You have to love Nadia Bolz-Weber, Pastor of House for All Sinners and Saints in Denver. Unless, that is, you are on the religious right, in which case, you may love to hate her. Bolz-Weber has a vivid personality, as expressive as her many tattoos and as frank as her storytelling in Accidental Saints: Finding God in All the Wrong People (Convergent). Her writing is, as always, engaging, and in this book rather self-deprecating, as she tells stories of people who became (accidental) saints in her life. Bolz-Weber offers a forthright word about grace and mercy, tempering the charming confidence exhibited in earlier writing with a winsome humility. I suspect many readers will wince and sometimes curse along with her as she not only finds God in the wrong people but sometimes is that wrong person herself.

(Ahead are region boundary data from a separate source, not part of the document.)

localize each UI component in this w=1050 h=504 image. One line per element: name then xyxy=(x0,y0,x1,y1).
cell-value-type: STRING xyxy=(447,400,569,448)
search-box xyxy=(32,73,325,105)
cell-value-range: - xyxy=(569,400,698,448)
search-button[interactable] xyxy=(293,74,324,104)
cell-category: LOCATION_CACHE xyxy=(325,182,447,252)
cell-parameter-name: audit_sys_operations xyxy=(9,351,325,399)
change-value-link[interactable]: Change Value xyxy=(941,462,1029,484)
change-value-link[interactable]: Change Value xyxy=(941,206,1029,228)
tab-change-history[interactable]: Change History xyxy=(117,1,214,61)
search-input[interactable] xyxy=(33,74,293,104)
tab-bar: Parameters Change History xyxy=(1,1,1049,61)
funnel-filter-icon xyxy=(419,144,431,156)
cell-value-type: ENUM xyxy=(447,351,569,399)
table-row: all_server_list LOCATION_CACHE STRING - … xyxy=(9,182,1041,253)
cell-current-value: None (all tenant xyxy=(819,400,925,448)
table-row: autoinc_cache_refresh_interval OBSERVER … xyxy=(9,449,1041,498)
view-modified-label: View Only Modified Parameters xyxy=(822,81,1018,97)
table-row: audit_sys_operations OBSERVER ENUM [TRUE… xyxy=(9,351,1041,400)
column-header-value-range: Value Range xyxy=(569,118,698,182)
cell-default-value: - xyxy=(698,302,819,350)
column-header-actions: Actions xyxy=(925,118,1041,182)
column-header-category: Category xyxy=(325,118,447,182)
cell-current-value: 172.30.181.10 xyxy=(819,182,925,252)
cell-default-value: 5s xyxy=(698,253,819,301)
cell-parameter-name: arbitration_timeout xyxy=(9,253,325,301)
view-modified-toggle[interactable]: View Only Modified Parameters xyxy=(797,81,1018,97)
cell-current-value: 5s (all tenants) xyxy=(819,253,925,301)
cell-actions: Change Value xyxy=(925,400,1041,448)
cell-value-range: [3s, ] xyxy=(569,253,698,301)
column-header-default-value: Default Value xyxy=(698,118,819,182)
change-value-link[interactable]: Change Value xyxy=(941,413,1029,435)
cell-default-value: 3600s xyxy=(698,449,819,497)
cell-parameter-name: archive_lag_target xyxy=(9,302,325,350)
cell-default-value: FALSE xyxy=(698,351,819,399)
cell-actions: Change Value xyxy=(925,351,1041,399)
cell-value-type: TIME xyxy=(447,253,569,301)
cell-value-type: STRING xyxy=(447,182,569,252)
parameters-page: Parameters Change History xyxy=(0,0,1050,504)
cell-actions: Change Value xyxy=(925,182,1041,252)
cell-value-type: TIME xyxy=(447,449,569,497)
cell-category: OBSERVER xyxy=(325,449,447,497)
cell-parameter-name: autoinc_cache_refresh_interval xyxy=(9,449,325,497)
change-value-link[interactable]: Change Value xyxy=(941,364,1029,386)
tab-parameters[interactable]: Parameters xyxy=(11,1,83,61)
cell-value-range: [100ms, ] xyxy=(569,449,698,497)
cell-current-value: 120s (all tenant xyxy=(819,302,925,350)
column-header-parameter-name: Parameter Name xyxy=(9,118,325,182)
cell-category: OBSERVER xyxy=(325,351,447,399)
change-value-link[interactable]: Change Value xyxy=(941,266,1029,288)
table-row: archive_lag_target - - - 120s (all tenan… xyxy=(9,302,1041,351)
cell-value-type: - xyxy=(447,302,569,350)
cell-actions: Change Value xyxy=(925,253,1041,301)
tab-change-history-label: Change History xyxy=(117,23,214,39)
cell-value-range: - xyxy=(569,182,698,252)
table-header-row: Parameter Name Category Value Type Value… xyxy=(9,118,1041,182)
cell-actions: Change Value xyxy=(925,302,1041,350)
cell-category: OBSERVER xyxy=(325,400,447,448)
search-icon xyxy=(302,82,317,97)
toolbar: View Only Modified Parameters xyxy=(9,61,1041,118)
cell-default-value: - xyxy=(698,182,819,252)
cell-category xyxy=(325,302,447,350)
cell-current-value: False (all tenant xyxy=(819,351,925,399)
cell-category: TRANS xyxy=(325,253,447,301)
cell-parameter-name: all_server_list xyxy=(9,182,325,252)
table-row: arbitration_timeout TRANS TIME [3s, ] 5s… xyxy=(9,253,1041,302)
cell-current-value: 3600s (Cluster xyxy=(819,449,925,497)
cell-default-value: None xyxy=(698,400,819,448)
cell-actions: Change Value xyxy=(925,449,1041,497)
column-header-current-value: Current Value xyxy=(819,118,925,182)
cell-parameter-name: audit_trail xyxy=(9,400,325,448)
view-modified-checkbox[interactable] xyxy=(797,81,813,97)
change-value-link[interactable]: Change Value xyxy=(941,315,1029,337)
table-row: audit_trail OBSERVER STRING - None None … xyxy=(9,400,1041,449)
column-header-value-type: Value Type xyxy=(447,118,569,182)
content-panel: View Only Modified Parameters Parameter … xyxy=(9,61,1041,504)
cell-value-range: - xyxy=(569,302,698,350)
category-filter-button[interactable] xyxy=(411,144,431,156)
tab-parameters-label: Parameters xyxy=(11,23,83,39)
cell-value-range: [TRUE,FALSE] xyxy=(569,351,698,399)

As a pastor, I both loved the stories of relationships with parishioners and also found them uncomfortable. Bolz-Weber includes a note acknowledging that she writes about real people and does change their names. I’m fascinated that in an era when we can find information about others so much more easily that boundary would be lowered.
As a non-Lutheran, I appreciated reading her descriptions of Lutheran liturgy. House for All makes its own unique adaptations to traditional practices in ways that are creative and appealing, while keeping traditional liturgical language. It’s understandable that visitors overran their services. It must have been difficult and at the same time obvious to conclude that being a sort of field trip destination for others was not good for the congregation.
As a writer who is also a person of faith, I loved the turns her stories took. Some particular favorites (without spoilers): her trip to the Holy Land, a complication with her calendar, and the chapter about Judas. Many of the high points of the liturgical year appear in the book, from All Saints to Easter Vigil. The description of Maundy Thursday was a favorite for me.
I confess that I began reading wondering if this book would share a weakness with the second half of her previous book, Pastrix. After the strong first portion about her childhood and young adulthood, the chapters about her ministry seemed to have a pattern of 1) this happened and 2) here’s what I preached about it. I’ve read Nadia Bolz-Weber’s sermons; they are great on the page, and I can only imagine they are even better in person. In the context of the book, however, the sermon portions created a weak ending for some of the chapters by changing the rhythm of her writing. I’m glad to say that with one exception, I didn’t feel that change of rhythm in Accidental Saints.
Who should read Accidental Saints? Pastors, especially the ones who feel constrained to fit into a certain mold; believers in God who aren’t necessarily believers in church; faithful people who curse for emphasis. I’m in two out of three of those categories most days. You? This book promises that God can and does and will make saints of people exactly as they are. That is some really Good News; thanks, Nadia, for proclaiming it.
(I received a free copy from the publisher with no inducement to offer a positive review. Nadia’s blog, Sarcastic Lutheran, used to be part of the RevGals web ring.)